Improvements to photo & video tracking help investigators with child exploitation crimes


Here at NewsChannel 6, we have gotten multiple reports recently about people arrested for child exploitation. These notices have come from local law enforcement all the way up to federal prosecutors.

We wanted to find out if there are more people out there committing these crimes? Or are law enforcement officers catching more bad guys? We went to the Georgia Bureau of Investigation’s cyber headquarters in downtown Augusta for answers.

“It’s a combination of both,” explains Assistant Special Agent in Charge Charles Kicklighter with The GBI’s Cyber Crimes Center. “You have more people online, but the internet service providers and the companies that own these apps and websites, they have also gotten more proactive about identifying things related to child exploitation that are shared on the internet.”

The U.S. Department of Hustice says the number of CyberTips has increased by 555% since 2010. They credit the increase to the fact that there are more law enforcement officers and private companies using software trained to look for key words or phrases related to criminal behavior.

“A big part of that is OhotoDNA, which was developed by Microsoft, which speeds up the identification process with pictures and videos,” says Agent Kicklighter.

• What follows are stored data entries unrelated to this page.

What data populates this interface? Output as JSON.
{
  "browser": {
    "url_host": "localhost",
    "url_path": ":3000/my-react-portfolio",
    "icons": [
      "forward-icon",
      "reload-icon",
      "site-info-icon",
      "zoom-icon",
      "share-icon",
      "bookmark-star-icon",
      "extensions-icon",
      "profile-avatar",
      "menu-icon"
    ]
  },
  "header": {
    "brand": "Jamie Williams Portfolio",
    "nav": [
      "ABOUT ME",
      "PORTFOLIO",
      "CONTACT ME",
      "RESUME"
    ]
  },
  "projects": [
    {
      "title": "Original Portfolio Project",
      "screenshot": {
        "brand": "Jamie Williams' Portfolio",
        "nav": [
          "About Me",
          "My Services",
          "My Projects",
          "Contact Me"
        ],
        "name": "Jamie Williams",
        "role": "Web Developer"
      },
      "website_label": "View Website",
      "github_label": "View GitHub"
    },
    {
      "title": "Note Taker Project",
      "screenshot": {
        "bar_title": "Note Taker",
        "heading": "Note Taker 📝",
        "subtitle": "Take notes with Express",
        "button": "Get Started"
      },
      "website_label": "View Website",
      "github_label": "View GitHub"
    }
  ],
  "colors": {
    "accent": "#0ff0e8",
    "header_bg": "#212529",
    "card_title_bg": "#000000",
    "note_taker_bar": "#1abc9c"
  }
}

Prior to the development of PhotoDNA, each picture and video had its own hash value. If a criminal changed even the tiniest thing, it changed the hash value, which meant the altered media could avoid a flag. A simple change to the brightness could allow illicit material of children continue to circulate on the internet.

“With the PhotoDNA, you can change the picture, crop it, bigger, smaller, color, whatever and it’s still going to match that picture to the known picture,” Agent Kicklighter describes.

A known picture or video generates a CyberTip that goes to the National Center for Missing and Exploited Children (NCMEC), which is an organization that aids law enforcement across the country.

“Once it goes to [NCMEC], they gather intel on the user, the one who shared the picture, their account. The CyberTip, they’ll send it to, say for instance the GBI since we’re the clearinghouse for CyberTips in the state of Georgia. I believe last year we received over 4,800 CyberTips for the state,” Agent Kicklighter says.

This kind of tracking helps investigators catch the people behind these heinous crimes.

“A lot of the material it’s infants and toddler material so being able to identify those guys and arrest them and prosecute them because they’re all walks of life. It could be a doctor, I’ve arrested police officers. I mean it could be anybody. It could be a truck driver. You just never know,” Agent Kicklighter explains.

We know you hear this reminder all the time; however, Agent Kicklighter says he cannot stress to parents enough, the importance of knowing what they are doing on their phones, tablets and computers.